Regarding the nonce side channel attacks detailed in posts like this one by Blockstream. Which references this mailing list by Pieter Wuille. The idea is to add another layer of protection against a malicious hardware wallet by requiring it to prove that it incorporates some randomness provided by the software wallet that is used to broadcast the signed transaction.
Comparing the anti-exfil protocol to deterministic nonce, Pieter says:
In case HW uses a deterministic algorithm, it is possible to protect against the MHW case by spot checking HW's behavior, by using an externally known secret/seed. However, we'd like to have better than just spot checking security, and for protection against side-channel attacks we may want something that keeps working even when randomness is used by HW.

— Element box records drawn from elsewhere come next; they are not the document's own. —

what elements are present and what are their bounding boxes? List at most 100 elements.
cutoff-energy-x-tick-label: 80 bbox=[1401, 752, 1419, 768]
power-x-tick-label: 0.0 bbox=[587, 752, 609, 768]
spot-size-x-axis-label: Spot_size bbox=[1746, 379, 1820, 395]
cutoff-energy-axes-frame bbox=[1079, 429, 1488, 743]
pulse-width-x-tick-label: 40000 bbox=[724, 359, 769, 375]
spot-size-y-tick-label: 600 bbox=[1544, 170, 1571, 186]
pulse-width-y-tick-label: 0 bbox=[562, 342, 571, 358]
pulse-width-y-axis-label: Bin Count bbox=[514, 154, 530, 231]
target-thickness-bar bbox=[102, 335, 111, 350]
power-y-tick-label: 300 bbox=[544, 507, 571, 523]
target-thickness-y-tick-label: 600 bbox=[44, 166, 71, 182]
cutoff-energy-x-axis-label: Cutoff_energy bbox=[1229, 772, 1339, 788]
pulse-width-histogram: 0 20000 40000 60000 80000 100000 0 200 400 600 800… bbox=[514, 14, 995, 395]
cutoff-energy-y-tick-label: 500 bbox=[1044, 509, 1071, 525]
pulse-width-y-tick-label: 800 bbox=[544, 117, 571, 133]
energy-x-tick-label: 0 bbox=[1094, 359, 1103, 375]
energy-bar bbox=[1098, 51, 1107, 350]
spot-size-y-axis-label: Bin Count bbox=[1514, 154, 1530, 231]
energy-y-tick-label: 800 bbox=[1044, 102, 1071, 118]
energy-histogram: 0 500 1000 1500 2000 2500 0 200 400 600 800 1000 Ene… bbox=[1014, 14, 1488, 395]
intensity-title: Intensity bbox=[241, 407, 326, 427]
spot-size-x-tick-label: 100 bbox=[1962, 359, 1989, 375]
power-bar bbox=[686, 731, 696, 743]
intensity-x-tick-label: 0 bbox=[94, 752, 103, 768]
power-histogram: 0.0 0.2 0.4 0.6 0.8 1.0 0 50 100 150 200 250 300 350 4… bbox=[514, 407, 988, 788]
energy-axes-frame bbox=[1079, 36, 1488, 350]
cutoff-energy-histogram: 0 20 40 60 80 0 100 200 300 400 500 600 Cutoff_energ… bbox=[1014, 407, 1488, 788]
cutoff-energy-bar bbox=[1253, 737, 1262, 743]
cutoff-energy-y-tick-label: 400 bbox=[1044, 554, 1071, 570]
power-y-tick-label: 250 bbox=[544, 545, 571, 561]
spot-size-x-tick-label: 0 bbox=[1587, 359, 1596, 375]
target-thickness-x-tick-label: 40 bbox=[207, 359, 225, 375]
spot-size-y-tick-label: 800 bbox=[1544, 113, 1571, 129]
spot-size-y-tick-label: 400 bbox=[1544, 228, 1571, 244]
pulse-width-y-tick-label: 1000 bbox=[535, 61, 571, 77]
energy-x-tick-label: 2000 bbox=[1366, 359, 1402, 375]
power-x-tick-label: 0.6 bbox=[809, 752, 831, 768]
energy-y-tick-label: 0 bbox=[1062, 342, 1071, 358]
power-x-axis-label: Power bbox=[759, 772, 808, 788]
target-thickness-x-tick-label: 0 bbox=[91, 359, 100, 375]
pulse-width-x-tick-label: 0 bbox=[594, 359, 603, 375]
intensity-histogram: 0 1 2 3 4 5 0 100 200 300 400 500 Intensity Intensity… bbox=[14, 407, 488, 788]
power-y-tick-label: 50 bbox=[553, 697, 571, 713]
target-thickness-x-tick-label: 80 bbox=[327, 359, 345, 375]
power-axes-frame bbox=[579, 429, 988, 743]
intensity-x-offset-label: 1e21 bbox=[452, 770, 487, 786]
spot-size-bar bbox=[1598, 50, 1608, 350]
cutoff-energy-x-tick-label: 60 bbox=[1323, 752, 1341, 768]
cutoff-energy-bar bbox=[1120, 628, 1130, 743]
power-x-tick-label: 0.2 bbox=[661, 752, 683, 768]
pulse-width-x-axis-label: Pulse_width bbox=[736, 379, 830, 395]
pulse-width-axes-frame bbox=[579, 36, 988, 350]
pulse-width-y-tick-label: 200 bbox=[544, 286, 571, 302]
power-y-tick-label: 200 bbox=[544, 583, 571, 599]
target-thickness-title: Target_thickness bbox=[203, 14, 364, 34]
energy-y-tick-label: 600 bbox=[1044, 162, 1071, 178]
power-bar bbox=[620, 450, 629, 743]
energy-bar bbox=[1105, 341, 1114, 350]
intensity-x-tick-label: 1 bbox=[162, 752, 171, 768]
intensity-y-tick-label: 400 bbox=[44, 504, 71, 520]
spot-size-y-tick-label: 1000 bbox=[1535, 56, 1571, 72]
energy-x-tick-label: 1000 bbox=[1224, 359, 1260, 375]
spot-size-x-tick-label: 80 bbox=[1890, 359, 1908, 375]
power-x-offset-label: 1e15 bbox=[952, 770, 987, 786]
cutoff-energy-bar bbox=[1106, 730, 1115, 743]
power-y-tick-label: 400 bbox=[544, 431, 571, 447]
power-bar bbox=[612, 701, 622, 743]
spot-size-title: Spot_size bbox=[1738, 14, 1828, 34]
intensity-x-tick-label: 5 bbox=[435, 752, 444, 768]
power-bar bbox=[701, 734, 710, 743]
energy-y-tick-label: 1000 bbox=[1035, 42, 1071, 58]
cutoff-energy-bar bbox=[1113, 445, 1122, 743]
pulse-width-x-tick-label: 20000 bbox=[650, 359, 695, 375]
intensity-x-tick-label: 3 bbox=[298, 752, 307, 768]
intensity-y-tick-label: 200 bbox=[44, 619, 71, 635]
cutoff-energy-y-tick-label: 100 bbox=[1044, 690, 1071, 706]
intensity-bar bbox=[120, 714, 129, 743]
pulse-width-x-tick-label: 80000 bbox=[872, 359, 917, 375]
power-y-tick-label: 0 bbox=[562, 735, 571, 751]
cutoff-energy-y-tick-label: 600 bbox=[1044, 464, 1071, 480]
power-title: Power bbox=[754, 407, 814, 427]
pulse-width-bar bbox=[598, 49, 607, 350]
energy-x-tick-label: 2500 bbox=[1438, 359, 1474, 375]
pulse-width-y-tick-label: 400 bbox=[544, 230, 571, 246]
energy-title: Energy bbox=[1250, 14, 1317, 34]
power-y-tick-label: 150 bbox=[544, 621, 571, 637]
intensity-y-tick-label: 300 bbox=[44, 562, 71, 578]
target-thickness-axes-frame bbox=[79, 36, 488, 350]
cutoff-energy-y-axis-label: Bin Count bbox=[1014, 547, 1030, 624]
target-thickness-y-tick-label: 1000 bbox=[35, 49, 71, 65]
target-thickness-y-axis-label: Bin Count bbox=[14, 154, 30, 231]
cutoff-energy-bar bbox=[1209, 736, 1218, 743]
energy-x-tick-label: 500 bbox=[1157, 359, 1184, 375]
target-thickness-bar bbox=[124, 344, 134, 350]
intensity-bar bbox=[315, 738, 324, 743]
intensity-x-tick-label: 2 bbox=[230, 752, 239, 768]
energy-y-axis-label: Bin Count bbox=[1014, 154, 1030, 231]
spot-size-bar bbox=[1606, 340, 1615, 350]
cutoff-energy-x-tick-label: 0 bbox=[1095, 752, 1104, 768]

But this is precisely what I like about the deterministic nonce. I can buy as many hardware wallets as I want to verify that they all produce the same signature. And even test it against some airgapped software wallets like Electrum. I can even write my own simplistic RFC6979-compliant wallet with python to verify the signature is the same.
- With deterministic nonce, there is no limit to the number of hardware and software wallets with which I can sign the same transaction to verify that the signature is the same. With anti-exfil, I am limited to only the single HW and the single SW used to broadcast the transaction and must hope that at least one is not compromised.
- The whole idea of hardware wallets is that we think of them as more secure than the software wallet/hot machine. So surely 2 hardware wallets (used to verify deterministic signature matches) is more secure than one hardware and one software wallet as mentioned in point #1?